For Vquence this is great news since all this new advertising will need to be measured for impact – I expect the need for video analytics will grow enormously. 🙂

Video Metrics: an emerging industry category

Yesterday, YouTube gave video metrics to their users. If you have uploaded videos to YouTube, you can go to your video list and click “About this video” to see a history of view counts. Very simple, but a good move.

It is great to see YouTube provide this service, even if just for your own, personally uploaded videos. It validates the newly emerging industry category of “online video metrics“, that Vquence is also a part of.

Our colleagues from VisibleMeasures expressed a similar feeling in their blog entry saying: “we view anything that companies can do to help showcase the need and improve the landscape for video measurement as a plus for the entire ecosystem”. I couldn’t express it any better.

Following the blogging community, there is a large need for online video metrics, both for tracking your own published videos – as YouTube has started providing since yesterday – as well as tracking videos published by the market generally for market analysis and intelligence reasons.

The number of players in the field is still small and FAIK we are the only Australians to offer these services.

U.S. spending on internet video advertising alone is expected to grow to US$4.3 billion by 2011. The need for online video publications is predicted to grow even stronger in the near future when each and every Website will be expected to use video to communicate their message.
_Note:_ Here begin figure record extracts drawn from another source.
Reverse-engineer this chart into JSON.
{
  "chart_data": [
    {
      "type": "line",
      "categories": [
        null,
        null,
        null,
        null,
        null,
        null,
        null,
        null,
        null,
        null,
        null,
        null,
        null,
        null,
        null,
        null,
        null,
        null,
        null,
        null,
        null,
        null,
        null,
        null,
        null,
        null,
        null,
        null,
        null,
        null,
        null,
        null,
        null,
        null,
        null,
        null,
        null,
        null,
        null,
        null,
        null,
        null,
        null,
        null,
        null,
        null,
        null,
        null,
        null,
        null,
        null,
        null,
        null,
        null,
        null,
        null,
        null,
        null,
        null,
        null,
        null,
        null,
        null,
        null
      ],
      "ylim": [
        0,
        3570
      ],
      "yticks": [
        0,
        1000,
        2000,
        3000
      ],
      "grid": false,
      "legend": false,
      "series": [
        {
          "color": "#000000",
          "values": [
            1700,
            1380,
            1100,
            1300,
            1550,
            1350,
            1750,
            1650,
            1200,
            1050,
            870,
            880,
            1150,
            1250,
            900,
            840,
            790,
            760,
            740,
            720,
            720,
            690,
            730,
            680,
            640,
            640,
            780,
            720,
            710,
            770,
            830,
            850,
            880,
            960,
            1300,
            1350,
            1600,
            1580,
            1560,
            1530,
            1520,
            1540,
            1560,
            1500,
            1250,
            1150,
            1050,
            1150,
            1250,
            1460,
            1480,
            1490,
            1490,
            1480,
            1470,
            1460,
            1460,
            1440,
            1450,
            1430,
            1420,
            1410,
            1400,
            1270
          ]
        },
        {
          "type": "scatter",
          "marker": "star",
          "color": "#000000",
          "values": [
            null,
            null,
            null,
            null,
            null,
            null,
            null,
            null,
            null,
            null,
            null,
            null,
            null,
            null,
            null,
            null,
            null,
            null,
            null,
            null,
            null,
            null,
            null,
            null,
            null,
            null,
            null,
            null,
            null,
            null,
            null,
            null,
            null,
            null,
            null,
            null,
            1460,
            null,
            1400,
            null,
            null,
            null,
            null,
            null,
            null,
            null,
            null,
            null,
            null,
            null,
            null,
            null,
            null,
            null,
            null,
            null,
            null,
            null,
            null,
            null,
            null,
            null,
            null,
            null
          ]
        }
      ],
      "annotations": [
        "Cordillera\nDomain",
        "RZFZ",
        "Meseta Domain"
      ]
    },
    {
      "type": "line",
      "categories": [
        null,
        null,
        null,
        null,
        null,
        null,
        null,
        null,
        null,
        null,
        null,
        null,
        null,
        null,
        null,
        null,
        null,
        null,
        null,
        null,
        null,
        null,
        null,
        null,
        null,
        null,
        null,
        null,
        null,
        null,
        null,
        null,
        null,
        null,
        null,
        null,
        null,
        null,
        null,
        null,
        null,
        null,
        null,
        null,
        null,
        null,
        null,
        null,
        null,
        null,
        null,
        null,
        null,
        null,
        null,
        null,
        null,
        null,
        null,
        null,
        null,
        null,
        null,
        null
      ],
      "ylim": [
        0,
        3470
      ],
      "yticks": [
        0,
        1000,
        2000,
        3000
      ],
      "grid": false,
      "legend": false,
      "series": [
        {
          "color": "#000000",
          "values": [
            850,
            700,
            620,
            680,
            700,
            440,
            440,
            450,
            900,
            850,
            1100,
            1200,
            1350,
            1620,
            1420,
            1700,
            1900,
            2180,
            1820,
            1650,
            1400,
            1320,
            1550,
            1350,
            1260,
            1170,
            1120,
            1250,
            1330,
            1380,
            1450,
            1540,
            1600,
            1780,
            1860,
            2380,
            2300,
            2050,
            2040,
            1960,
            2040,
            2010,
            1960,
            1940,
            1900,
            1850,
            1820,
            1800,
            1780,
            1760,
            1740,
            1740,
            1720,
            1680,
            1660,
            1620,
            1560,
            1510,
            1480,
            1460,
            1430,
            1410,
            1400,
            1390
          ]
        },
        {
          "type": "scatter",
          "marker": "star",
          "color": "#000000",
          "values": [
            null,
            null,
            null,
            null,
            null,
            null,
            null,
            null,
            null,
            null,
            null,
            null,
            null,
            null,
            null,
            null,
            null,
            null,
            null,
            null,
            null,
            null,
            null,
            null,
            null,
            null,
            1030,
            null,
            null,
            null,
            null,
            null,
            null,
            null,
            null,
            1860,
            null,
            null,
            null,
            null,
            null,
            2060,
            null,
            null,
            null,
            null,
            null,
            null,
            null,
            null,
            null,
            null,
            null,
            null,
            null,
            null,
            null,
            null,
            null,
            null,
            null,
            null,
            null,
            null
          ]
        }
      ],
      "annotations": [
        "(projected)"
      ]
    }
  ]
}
The need for video metrics will increase enormously.

Check out our new Website if you want to learn more about how Vquence measures video.

Choosing a Web charting library

At Vquence, until now we have used the Thumbstacks chart library for our graphs. TSChartlib is a simple open source charting library that uses the HTML canvas and an IE hack to create its graphs.

Vquence is now getting real serious with charts and graphs and we were thus looking for a more visually compelling and more flexible alternative. If you do a google search for “online charting library“, you get a massive amount of links to proprietary systems (admittedly, some of them offer the source code if you pay a premium). I will not be listing them here – go find them for yourself. However, the world of decent open source charting libraries is relatively small, so I want to share the outcome of my search.

There is the Open Flash Chart libary, which provides charting functionality for flash or flex programmers. The charts look rather nice and have overlays on the data points, which is something I missed thoroughly from TSChartlib.

There is a open source flex component called FlexLib which only does line charts, IIUC.

There is PlotKit, a Chart and Graph Plotting Library for Javascript. It has support for HTML Canvas and also SVG via Adobe SVG Viewer and native browser support and looks quite sexy.

Then there is JFreeChart, a 100% Java chart library that makes it easy for developers to display professional quality charts in their applications. Another Java charting library is JOpenChart. Incidentally, there’s a whole swag of further Java libraries that do charts and graphing. However, we are not too keen on Java for Web technologies.

Outside our area of interest, there are also open source chart libraries in C#, but C#/.NET is not a platform we intend to support, so these were out of the question.

Our choice came down to the “Open Flash Chart” library vs “Plotkit”. Of the two, the Flash library and technology seems more mature, easier to use, and creates sexier charts. Also, we can sensibly expect all Vquence users to have Flash installed, while we cannot expect the same to be true for SVG. However, I was fascinated by the flexible use of SVG and HTML Canvas and will certainly get back to it later, when I expect it to have matured a bit more.

Our choice of the Open Flash Chart was further facilitated by a rails plugin for it. Score!

Of course: I might have totally missed some obvious or better alternatives. So, leave me a reply if you think I did!